Further, there is some evidence before the court from which the court can draw inferences that appear to stand at odds with the mother’s assertion of impecuniosity. Within the material before the court is evidence that the mother has been able to take Adam abroad repeatedly, to hold him in Oman and then later to hold him for 8 months in hiding. Within this context, in his judgment Francis J observed that the mother’s capacity to travel to expensive foreign destinations was inconsistent with her being entitled to Legal Aid. The mother has also set out in evidence that her partner, with whom she lives, is successful in his career as a Senior Vice President / Chief Commercial Officer. The mother has further stated that he has access to a family inheritance once her passports are returned to her. The mother now has her passports pursuant to the order of this court of 8 May 2025. In the foregoing circumstances, whilst the court is not required to consider the paying parties means, I am satisfied that the court can reasonably conclude that the mother has access to sufficient financial resources to meet costs order made by this court whilst also discharging her living expenses.
I am further satisfied that it is appropriate to undertake a summary assessment of costs in this case. It would not be proper for the father to have to incur further costs associated with detailed assessment or to further rely on pro bono assistance to do so With respect to the pro bono costs order, in line with the approach taken by the Court of Appeal in Manolete Partners v White, in determining the appropriate amount I consider that it would not be appropriate to order a detailed assessment of the costs bill put forward by the pro bono solicitors and counsel, not least as it is unclear who would have the interest to participate in a detailed assessment apart from the mother. It would be unrealistic to expect the father’s pro bono team or the AJF to spend time and money on that exercise.

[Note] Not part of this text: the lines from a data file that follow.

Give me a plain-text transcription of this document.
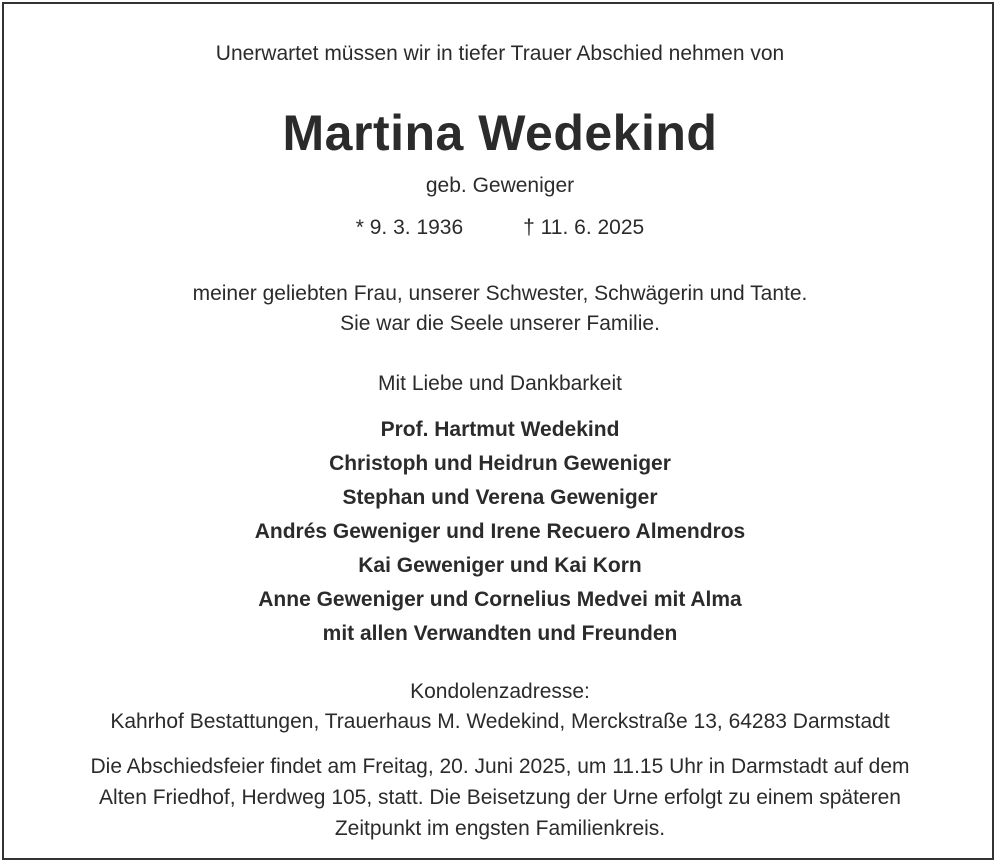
Unerwartet müssen wir in tiefer Trauer Abschied nehmen von
Martina Wedekind
geb. Geweniger
* 9. 3. 1936	† 11. 6. 2025
meiner geliebten Frau, unserer Schwester, Schwägerin und Tante.
Sie war die Seele unserer Familie.
Mit Liebe und Dankbarkeit
Prof. Hartmut Wedekind
Christoph und Heidrun Geweniger
Stephan und Verena Geweniger
Andrés Geweniger und Irene Recuero Almendros
Kai Geweniger und Kai Korn
Anne Geweniger und Cornelius Medvei mit Alma
mit allen Verwandten und Freunden
Kondolenzadresse:
Kahrhof Bestattungen, Trauerhaus M. Wedekind, Merckstraße 13, 64283 Darmstadt
Die Abschiedsfeier findet am Freitag, 20. Juni 2025, um 11.15 Uhr in Darmstadt auf dem
Alten Friedhof, Herdweg 105, statt. Die Beisetzung der Urne erfolgt zu einem späteren
Zeitpunkt im engsten Familienkreis.
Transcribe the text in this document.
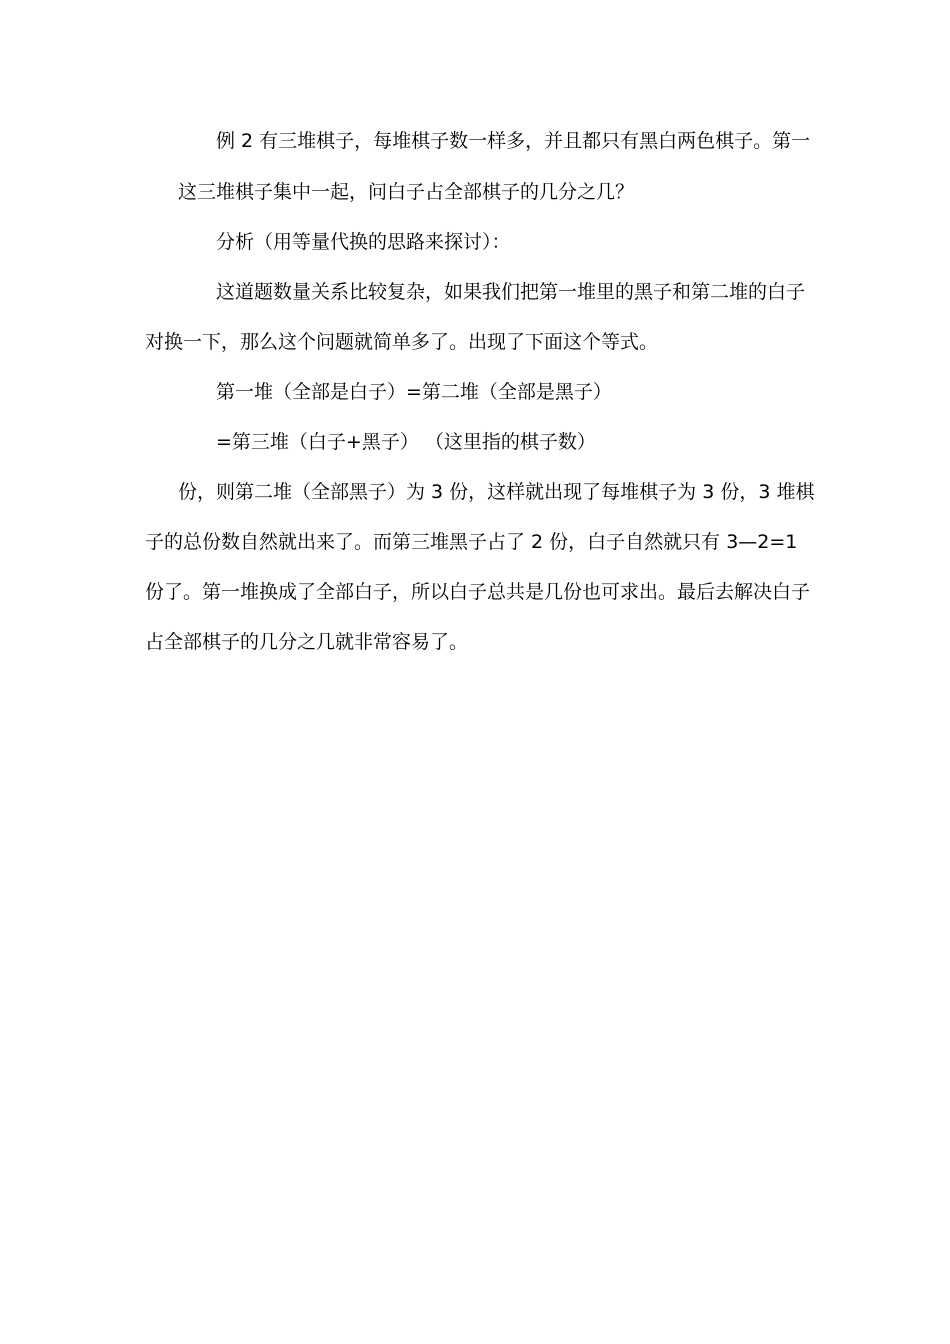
例 2 有三堆棋子，每堆棋子数一样多，并且都只有黑白两色棋子。第一
这三堆棋子集中一起，问白子占全部棋子的几分之几？
分析（用等量代换的思路来探讨）：
这道题数量关系比较复杂，如果我们把第一堆里的黑子和第二堆的白子
对换一下，那么这个问题就简单多了。出现了下面这个等式。
第一堆（全部是白子）=第二堆（全部是黑子）
=第三堆（白子+黑子） （这里指的棋子数）
份，则第二堆（全部黑子）为 3 份，这样就出现了每堆棋子为 3 份，3 堆棋
子的总份数自然就出来了。而第三堆黑子占了 2 份，白子自然就只有 3—2=1
份了。第一堆换成了全部白子，所以白子总共是几份也可求出。最后去解决白子
占全部棋子的几分之几就非常容易了。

Taking a broad approach, having regard to all of the factors, I assess the appropriate quantum of the costs order in favour of the father to be £95,000. Considering the Form N260, the costs claimed therein are broadly reasonable having regard to the amount of work consequent upon the circumstances set out above. That schedule already takes account of some £19,000 in costs written off as an act of good will. With respect to the pro bono costs order in favour of the AJF, I consider that the appropriate quantum is £20,000. Once again, considering the relevant Form N260, the costs claimed therein are broadly reasonable having regard to the amount of work consequent upon the circumstances set out above. This gives a total costs liability for the mother of £115,000. I am satisfied that that figure is reasonable and proportionate having regard to the matters I have set out above and properly reflects the egregiously unreasonable and reprehensible conduct of the mother during the course of this litigation and the significantly elevated costs consequent upon that conduct.
Accordingly, for the reasons I have set out, I make the following order on the father’s application for a costs order:
The First Respondent, Karima Elsayed Mahmoud, must pay costs of the Applicant, Daniel Glanville, on or before 31 October 2025 summarily assessed at £95,000.
The First Respondent, Karima Elsayed Mahmoud, must pay costs for pro bono representation on or before 31 October 2025 to the Access to Justice Foundation (The Access to Justice Foundation, 7 Bell Yard, London WC2A 2JR), summarily assessed at £20,000.
Pursuant to CPR 46.7, a copy of this Order awarding pro bono costs must be sent by the father to the Access to Justice Foundation within 7 days.